Изменить размер шрифта - +
Друзья мои, можно сказать, признались. Почти.

— Почти?

— Ну, ту неделю Вера провела у ювелира. А Иван Петрович видел ее тут 10-го.

— Видел?

— Да. И, наверное, прикончил, потому что поспешил к себе в Москву фотокарточку ее уничтожить.

— И что ты теперь будешь делать?

— А что надо? Ты скажи.

— По-моему, просто ждать, — перебила она вкрадчивым беспокойством, — предоставить события их естественному ходу.

Я задумался. Конечно, они правы — Надя и священник — не хватает смирения чудовищу ренессанса.

— Надя, прости, не могу оставаться неполноценным! Нам всем надо освободиться. Я ведь обещал: никому ни слова. И с Котовым связываться не буду.

— Не будешь? Он мне не нравится.

— Клянусь.

— А мне скажешь? — она протянула руки; я их взял в свои, ощутив сильные пальцы, твердые ладони.

— Одной тебе.

— Какие бы ни были результаты?

— В любом случае. Кстати, о Котове: он собирается еще раз с собакой обыск делать.

— Где?

— И на вашем участке, потому что вещи в дупле… впрочем, думаю, след простыл.

Тут в дверь позвонили — конечно, Андрей и наверняка подслушивал — донеслось:

— Надя, мы сегодня ужинать будем?

— Да, да, сейчас! Макс, я скоро.

Я хотел сказать «Не уходи!», а выговорилось «Уходи!» Странное оцепенение на меня напало. Дверной пролом просверкнул в последний раз; наступили сумерки, разбавленные вечерним золотом.

— У них ведь в погребе пол земляной?

Боже мой, как тяжело, как болит голова. И сердце болит, душа. И все же я себя пересилил и поднялся в мастерскую. Там посветлее было, закат в разгаре. Загремела «Гибель богов» — услышу стук из прошлого. Свечи давно догорели, а все будто ощущается приторный душок разложения (цепочка ассоциаций: церковь — отпевание — свечи; интересно Нелю отпевали?..). Прошел мимо зеркала к окну, мельком уловив свое лицо, распадающееся в трещинках. Как вдруг осколки опали разом, изображение исчезло.

Их дом глух и угрюм (неужто вправду едят… жуют? нет, невозможно!), сорока-воровка нижет круги, беззвучно в музыке разевая клюв… вот подлетела к дубу, а украсть-то нечего! Блестящая «лунная» одежда у следователя. «Опасный человек», — сказала Надя. — «Мне он не нравится». Я думаю… как он стоял на противоположной стороне и смотрел на них — они играли в теннис. И я испугался в первый раз, я его принял за убийцу. Не отвлекайся… на чем я застрял? Сорока-воровка, белая одежда (белая статуя… о ней не надо!). А на темной, на Надиной, были пятна крови. «Таким образом произошла подмена — по контрасту» Что это значит?

А то и значит, что он видел сестру и соврал. Нет, невозможно! Не буду разрабатывать эту версию, она тупиковая: у Андрея нет мотива. А у Нади?.. Нет, не буду, слишком страшно.
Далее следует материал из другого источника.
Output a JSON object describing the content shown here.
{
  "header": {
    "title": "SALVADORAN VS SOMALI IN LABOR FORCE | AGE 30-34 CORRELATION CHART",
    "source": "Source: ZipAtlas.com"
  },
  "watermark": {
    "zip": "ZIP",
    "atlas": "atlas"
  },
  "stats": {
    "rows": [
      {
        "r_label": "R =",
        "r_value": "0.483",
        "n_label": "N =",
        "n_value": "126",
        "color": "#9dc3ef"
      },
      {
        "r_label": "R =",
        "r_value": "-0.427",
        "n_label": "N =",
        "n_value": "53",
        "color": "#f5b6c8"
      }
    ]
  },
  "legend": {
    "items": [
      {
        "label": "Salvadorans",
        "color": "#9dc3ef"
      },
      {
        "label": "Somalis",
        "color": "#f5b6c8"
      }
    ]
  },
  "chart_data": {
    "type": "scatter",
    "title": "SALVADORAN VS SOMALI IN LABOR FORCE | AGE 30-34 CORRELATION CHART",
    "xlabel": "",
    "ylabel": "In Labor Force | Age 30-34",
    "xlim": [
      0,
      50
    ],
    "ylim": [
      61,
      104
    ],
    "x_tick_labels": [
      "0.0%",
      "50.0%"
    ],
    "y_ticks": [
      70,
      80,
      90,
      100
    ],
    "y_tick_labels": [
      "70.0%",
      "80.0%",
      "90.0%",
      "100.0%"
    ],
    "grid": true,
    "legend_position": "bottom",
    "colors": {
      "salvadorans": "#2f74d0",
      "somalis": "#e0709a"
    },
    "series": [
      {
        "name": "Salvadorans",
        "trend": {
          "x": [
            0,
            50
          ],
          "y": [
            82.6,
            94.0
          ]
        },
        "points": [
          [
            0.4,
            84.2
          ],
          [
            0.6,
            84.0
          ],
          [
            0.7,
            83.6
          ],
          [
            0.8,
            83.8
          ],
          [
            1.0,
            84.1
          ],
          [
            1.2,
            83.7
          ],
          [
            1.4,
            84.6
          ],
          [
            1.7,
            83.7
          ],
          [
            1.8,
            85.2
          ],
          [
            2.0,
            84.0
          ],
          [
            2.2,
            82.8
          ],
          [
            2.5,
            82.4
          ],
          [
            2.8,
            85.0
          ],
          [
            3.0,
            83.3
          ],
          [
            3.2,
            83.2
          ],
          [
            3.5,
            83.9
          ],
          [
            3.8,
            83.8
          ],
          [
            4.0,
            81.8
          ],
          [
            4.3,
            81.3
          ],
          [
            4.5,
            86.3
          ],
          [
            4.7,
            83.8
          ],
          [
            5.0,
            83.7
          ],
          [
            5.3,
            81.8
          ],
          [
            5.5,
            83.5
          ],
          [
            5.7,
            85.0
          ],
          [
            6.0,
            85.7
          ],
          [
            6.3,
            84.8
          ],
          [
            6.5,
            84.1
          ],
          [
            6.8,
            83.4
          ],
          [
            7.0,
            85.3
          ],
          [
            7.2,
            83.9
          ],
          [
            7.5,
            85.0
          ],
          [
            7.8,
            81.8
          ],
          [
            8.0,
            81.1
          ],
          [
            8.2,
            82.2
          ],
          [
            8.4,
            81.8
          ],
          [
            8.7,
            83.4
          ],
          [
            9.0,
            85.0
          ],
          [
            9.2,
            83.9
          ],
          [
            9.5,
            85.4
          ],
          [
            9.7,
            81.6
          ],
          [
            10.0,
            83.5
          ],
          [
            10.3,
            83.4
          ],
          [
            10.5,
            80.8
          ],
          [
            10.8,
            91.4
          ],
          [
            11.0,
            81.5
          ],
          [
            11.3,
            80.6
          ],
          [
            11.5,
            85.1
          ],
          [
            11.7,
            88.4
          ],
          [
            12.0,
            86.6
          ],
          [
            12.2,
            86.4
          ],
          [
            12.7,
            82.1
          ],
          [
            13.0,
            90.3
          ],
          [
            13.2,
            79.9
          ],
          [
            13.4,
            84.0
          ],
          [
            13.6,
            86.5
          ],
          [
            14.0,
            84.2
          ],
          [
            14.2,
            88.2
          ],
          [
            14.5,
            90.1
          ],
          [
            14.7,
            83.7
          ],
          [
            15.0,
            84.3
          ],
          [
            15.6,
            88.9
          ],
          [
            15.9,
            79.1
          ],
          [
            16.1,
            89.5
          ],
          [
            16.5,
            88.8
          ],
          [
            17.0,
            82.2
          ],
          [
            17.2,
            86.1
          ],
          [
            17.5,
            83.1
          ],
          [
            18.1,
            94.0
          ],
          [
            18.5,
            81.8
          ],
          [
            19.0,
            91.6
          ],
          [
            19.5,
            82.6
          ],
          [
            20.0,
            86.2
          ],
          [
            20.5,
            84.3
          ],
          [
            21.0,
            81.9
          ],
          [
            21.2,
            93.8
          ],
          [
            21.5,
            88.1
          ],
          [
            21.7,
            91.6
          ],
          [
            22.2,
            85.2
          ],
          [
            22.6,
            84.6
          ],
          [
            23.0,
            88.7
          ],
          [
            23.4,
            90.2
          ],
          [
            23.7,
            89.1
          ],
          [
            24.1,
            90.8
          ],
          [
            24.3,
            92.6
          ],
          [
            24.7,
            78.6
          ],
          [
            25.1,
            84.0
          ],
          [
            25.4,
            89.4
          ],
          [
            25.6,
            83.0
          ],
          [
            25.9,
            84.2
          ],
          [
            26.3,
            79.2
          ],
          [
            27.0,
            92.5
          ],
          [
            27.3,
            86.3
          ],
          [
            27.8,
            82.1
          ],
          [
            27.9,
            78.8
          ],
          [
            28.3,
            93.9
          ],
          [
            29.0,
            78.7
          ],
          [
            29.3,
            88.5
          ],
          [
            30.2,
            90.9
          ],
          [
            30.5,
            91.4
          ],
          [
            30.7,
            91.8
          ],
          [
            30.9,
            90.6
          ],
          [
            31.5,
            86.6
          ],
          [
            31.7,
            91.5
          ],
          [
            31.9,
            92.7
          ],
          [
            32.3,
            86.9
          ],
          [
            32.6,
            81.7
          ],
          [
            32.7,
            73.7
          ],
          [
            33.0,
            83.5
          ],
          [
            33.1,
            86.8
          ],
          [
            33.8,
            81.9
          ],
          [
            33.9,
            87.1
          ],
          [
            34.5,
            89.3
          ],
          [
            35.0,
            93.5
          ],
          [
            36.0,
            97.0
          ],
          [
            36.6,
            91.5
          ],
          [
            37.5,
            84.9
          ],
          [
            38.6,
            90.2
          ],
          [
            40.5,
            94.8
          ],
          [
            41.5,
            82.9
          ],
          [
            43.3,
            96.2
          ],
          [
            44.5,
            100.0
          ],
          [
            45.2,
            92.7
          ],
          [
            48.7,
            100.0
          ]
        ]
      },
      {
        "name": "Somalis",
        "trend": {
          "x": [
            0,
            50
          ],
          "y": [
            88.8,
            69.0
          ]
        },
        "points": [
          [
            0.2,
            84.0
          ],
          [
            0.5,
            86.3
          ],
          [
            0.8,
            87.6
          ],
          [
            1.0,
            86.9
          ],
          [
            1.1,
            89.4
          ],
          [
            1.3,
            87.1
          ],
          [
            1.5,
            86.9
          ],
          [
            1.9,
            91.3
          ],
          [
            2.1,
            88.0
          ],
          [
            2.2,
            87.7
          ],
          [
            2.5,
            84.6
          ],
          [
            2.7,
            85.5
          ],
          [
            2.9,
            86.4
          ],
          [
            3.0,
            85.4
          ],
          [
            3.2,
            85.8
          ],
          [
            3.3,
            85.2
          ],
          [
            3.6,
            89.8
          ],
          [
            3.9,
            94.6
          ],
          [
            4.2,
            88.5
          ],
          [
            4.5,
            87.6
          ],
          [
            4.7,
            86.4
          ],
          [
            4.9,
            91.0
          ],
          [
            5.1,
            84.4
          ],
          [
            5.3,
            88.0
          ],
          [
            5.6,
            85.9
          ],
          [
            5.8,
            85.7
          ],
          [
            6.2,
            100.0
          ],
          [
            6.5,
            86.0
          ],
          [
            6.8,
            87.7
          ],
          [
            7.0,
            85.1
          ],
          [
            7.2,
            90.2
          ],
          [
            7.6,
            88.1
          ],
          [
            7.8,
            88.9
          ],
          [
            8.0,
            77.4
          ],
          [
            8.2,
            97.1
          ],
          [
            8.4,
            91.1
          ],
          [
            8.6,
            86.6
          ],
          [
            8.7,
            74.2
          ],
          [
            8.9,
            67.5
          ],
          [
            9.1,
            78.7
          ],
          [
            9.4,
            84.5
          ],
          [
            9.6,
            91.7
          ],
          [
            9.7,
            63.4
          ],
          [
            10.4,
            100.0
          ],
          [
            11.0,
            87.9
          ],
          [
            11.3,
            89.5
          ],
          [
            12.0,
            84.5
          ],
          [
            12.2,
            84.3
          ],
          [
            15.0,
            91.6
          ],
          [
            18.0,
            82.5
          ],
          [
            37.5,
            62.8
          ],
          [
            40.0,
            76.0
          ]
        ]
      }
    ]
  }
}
А почему, собственно, у Андрея нет мотива? (сердце забилось, словно бешеное, словно приоткрылся краешек истины). В шестнадцать лет он занимался любовью, когда умер отец, и дитя чуть не помешалось — вот откуда болезненность в отношениях брата и сестры. Между тем он прибыл тайком в пятницу вместо субботы… за Цирцеей, с которой познакомился 1 мая и которая превратила его в четвертого поросенка. И не ко мне она явилась за изумрудом, а приехала к Андрею… или он ее выследил. И покуда в мастерской бушевала «Гибель богов», он расправился с волшебницей, а сейчас шантажирует меня сестрой: ах, она погибнет. Никто не погибнет, потому что я никому ничего не скажу.